To explore these questions, the researchers are conducting a comprehensive literature review and qualitative interviews with key informants about HGDP data use. The project, funded by the University of Washington’s Population Health Initiative, utilizes an interdisciplinary approach, which the authors believe to be a strength of the research. “The tradeoffs and implications of whether or not the genomic research community continues to use HGDP cut across science and ethics, so it’s important to have those various perspectives and research experiences reflected in the research team,” says Dr. Nelson.

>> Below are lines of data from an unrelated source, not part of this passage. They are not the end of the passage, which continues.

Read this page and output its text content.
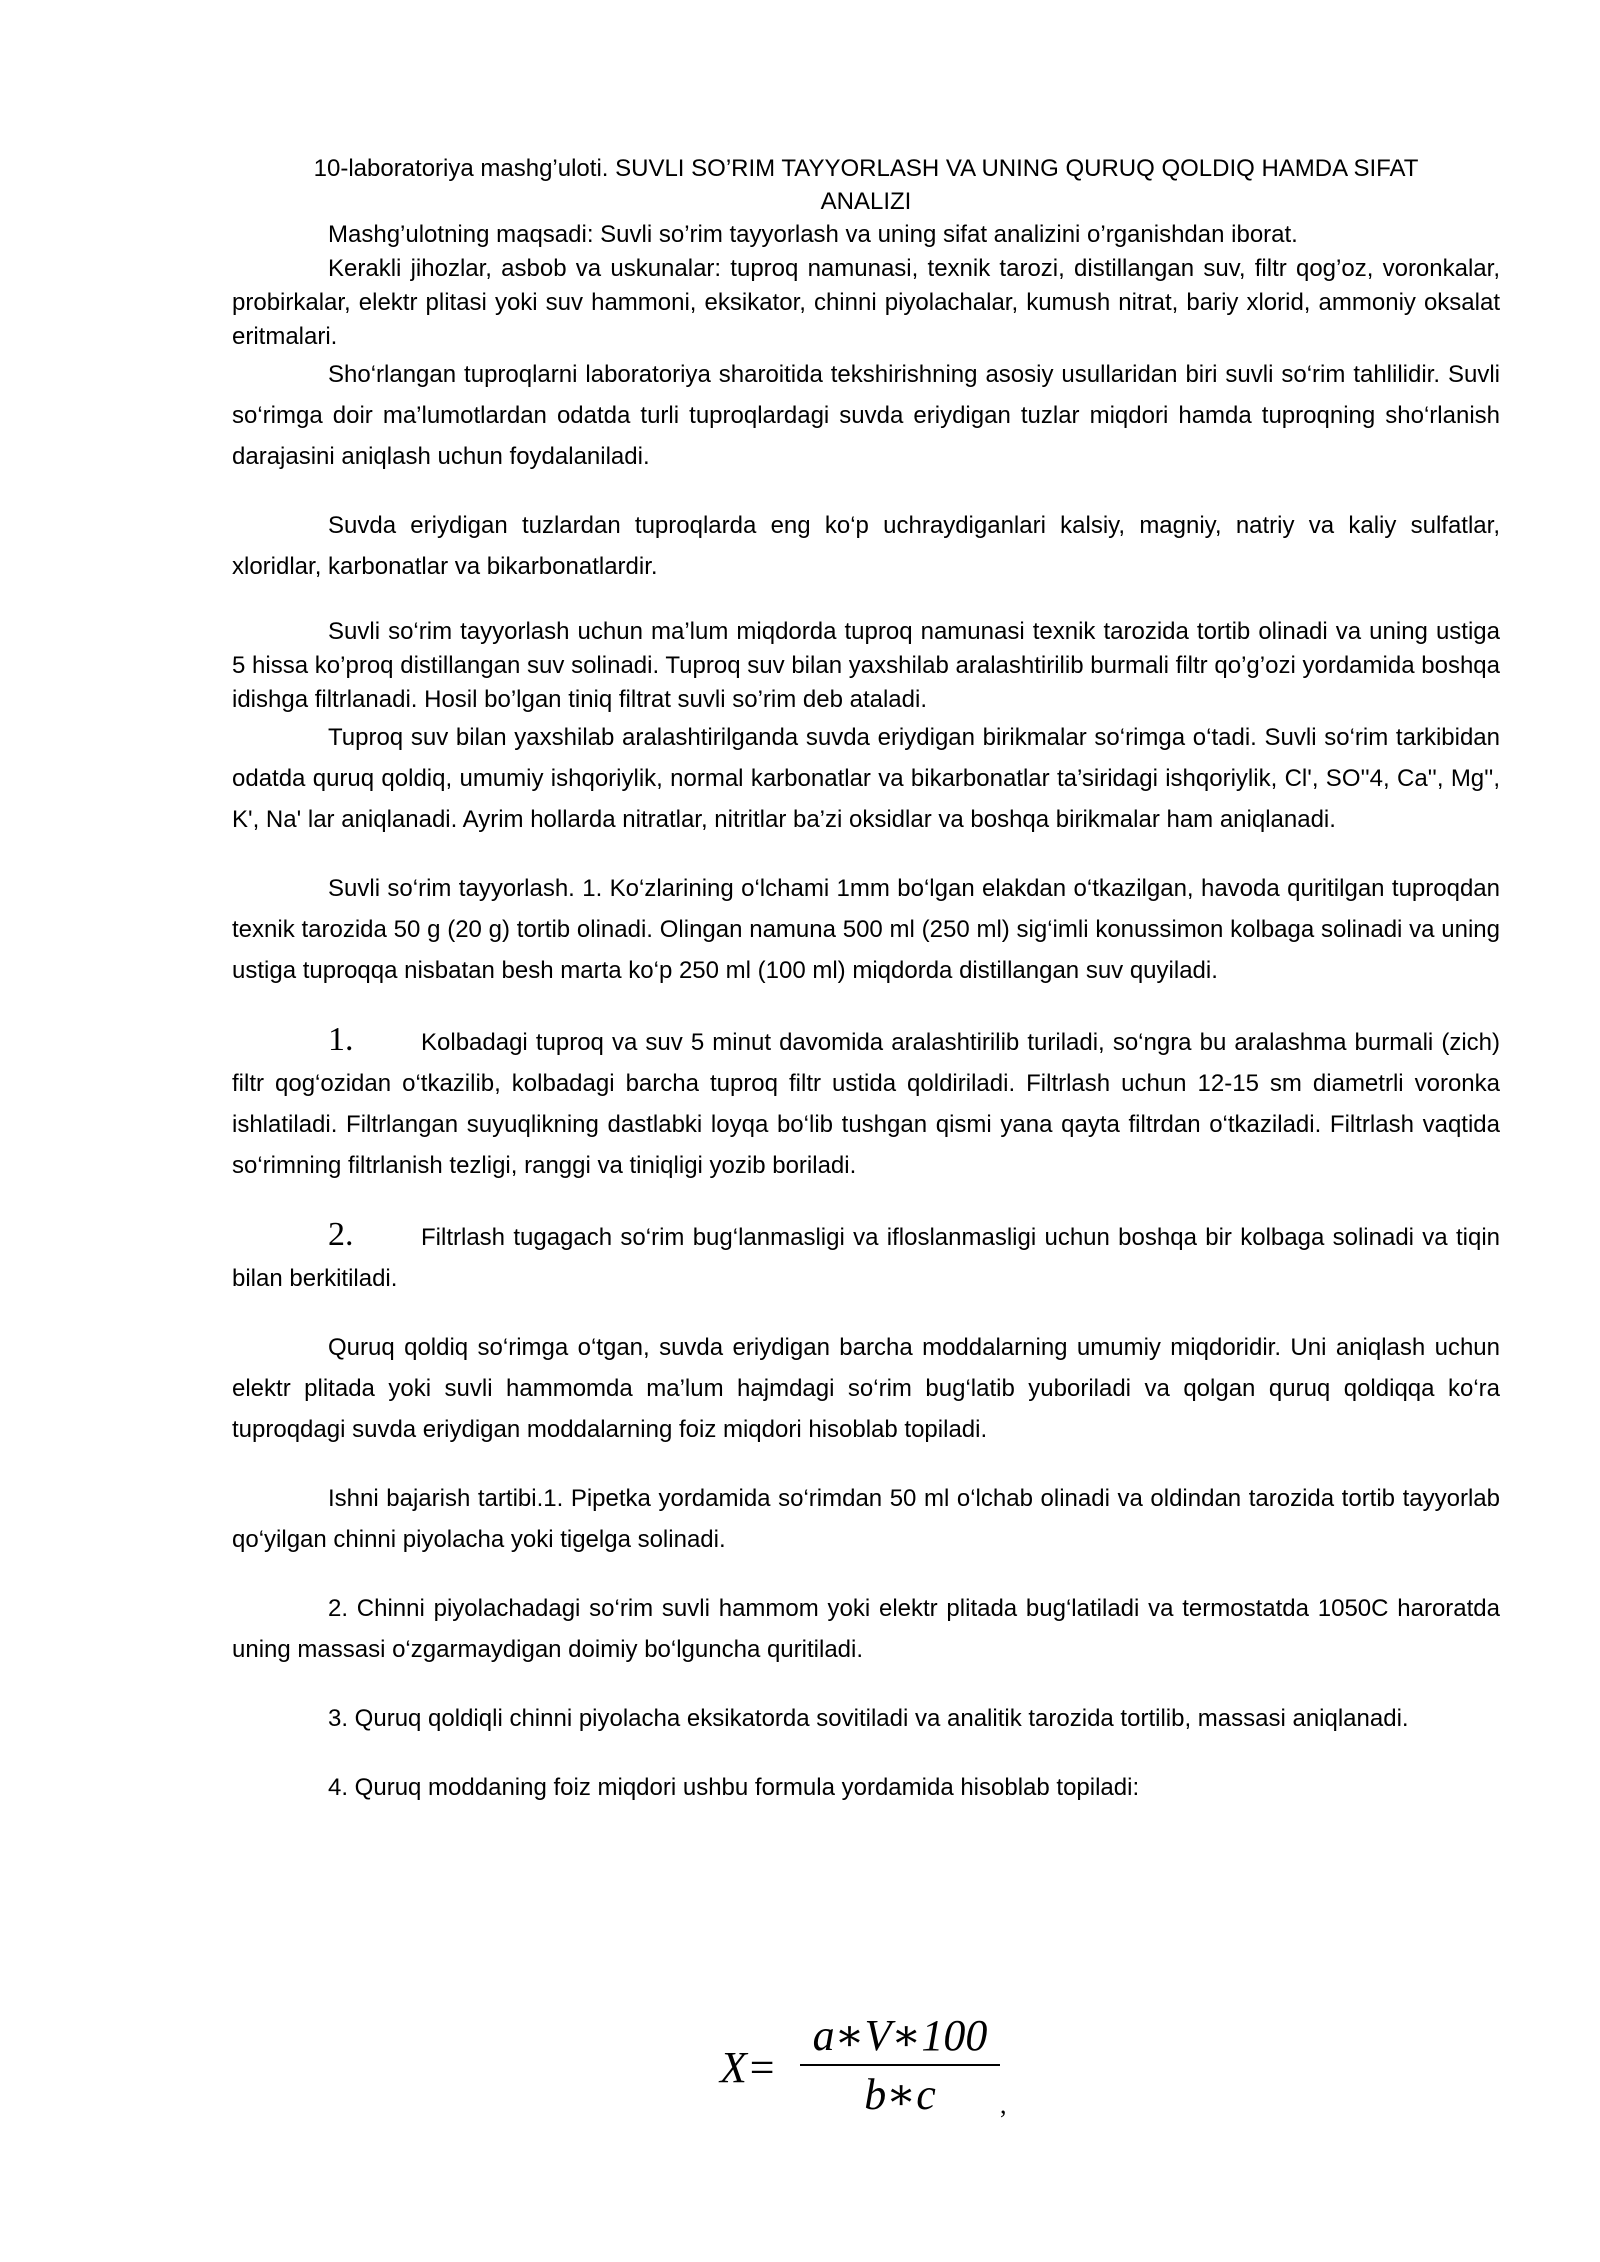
10-laboratoriya mashg’uloti. SUVLI SO’RIM TAYYORLASH VA UNING QURUQ QOLDIQ HAMDA SIFAT
ANALIZI

Mashg’ulotning maqsadi: Suvli so’rim tayyorlash va uning sifat analizini o’rganishdan iborat.

Kerakli jihozlar, asbob va uskunalar: tuproq namunasi, texnik tarozi, distillangan suv, filtr qog’oz, voronkalar, probirkalar, elektr plitasi yoki suv hammoni, eksikator, chinni piyolachalar, kumush nitrat, bariy xlorid, ammoniy oksalat eritmalari.

Sho‘rlangan tuproqlarni laboratoriya sharoitida tekshirishning asosiy usullaridan biri suvli so‘rim tahlilidir. Suvli so‘rimga doir ma’lumotlardan odatda turli tuproqlardagi suvda eriydigan tuzlar miqdori hamda tuproqning sho‘rlanish darajasini aniqlash uchun foydalaniladi.

Suvda eriydigan tuzlardan tuproqlarda eng ko‘p uchraydiganlari kalsiy, magniy, natriy va kaliy sulfatlar, xloridlar, karbonatlar va bikarbonatlardir.

Suvli so‘rim tayyorlash uchun ma’lum miqdorda tuproq namunasi texnik tarozida tortib olinadi va uning ustiga 5 hissa ko’proq distillangan suv solinadi. Tuproq suv bilan yaxshilab aralashtirilib burmali filtr qo’g’ozi yordamida boshqa idishga filtrlanadi. Hosil bo’lgan tiniq filtrat suvli so’rim deb ataladi.

Tuproq suv bilan yaxshilab aralashtirilganda suvda eriydigan birikmalar so‘rimga o‘tadi. Suvli so‘rim tarkibidan odatda quruq qoldiq, umumiy ishqoriylik, normal karbonatlar va bikarbonatlar ta’siridagi ishqoriylik, Cl', SO''4, Ca'', Mg'', K', Na' lar aniqlanadi. Ayrim hollarda nitratlar, nitritlar ba’zi oksidlar va boshqa birikmalar ham aniqlanadi.

Suvli so‘rim tayyorlash. 1. Ko‘zlarining o‘lchami 1mm bo‘lgan elakdan o‘tkazilgan, havoda quritilgan tuproqdan texnik tarozida 50 g (20 g) tortib olinadi. Olingan namuna 500 ml (250 ml) sig‘imli konussimon kolbaga solinadi va uning ustiga tuproqqa nisbatan besh marta ko‘p 250 ml (100 ml) miqdorda distillangan suv quyiladi.

1.	Kolbadagi tuproq va suv 5 minut davomida aralashtirilib turiladi, so‘ngra bu aralashma burmali (zich) filtr qog‘ozidan o‘tkazilib, kolbadagi barcha tuproq filtr ustida qoldiriladi. Filtrlash uchun 12-15 sm diametrli voronka ishlatiladi. Filtrlangan suyuqlikning dastlabki loyqa bo‘lib tushgan qismi yana qayta filtrdan o‘tkaziladi. Filtrlash vaqtida so‘rimning filtrlanish tezligi, ranggi va tiniqligi yozib boriladi.

2.	Filtrlash tugagach so‘rim bug‘lanmasligi va ifloslanmasligi uchun boshqa bir kolbaga solinadi va tiqin bilan berkitiladi.

Quruq qoldiq so‘rimga o‘tgan, suvda eriydigan barcha moddalarning umumiy miqdoridir. Uni aniqlash uchun elektr plitada yoki suvli hammomda ma’lum hajmdagi so‘rim bug‘latib yuboriladi va qolgan quruq qoldiqqa ko‘ra tuproqdagi suvda eriydigan moddalarning foiz miqdori hisoblab topiladi.

Ishni bajarish tartibi.1. Pipetka yordamida so‘rimdan 50 ml o‘lchab olinadi va oldindan tarozida tortib tayyorlab qo‘yilgan chinni piyolacha yoki tigelga solinadi.

2. Chinni piyolachadagi so‘rim suvli hammom yoki elektr plitada bug‘latiladi va termostatda 1050C haroratda uning massasi o‘zgarmaydigan doimiy bo‘lguncha quritiladi.

3. Quruq qoldiqli chinni piyolacha eksikatorda sovitiladi va analitik tarozida tortilib, massasi aniqlanadi.

4. Quruq moddaning foiz miqdori ushbu formula yordamida hisoblab topiladi:

X=
a∗V∗100
b∗c	,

The team recognizes that Indigenous scholars should lead in guiding this research direction. When asked about the ultimate impact and recommendations of their work, the researchers acknowledge, “It is too early to tell. First, we must publish our literature review and interview study findings and see what Indigenous scholars, and others with an interest in Indigenous data sovereignty, make of our results.”

The research team hopes that their research will help inform policy recommendations about the use of controversial datasets in population health research. “We hope that all investigators, whether they are collecting biospecimens de novo, or working with de-identified derived data, will take seriously the interests of the research participants who made those data available for scientific use,” says Dr. Fullerton. “Where those interests are unknown, the stakes may be too high to ensure ongoing respectful distribution and use.”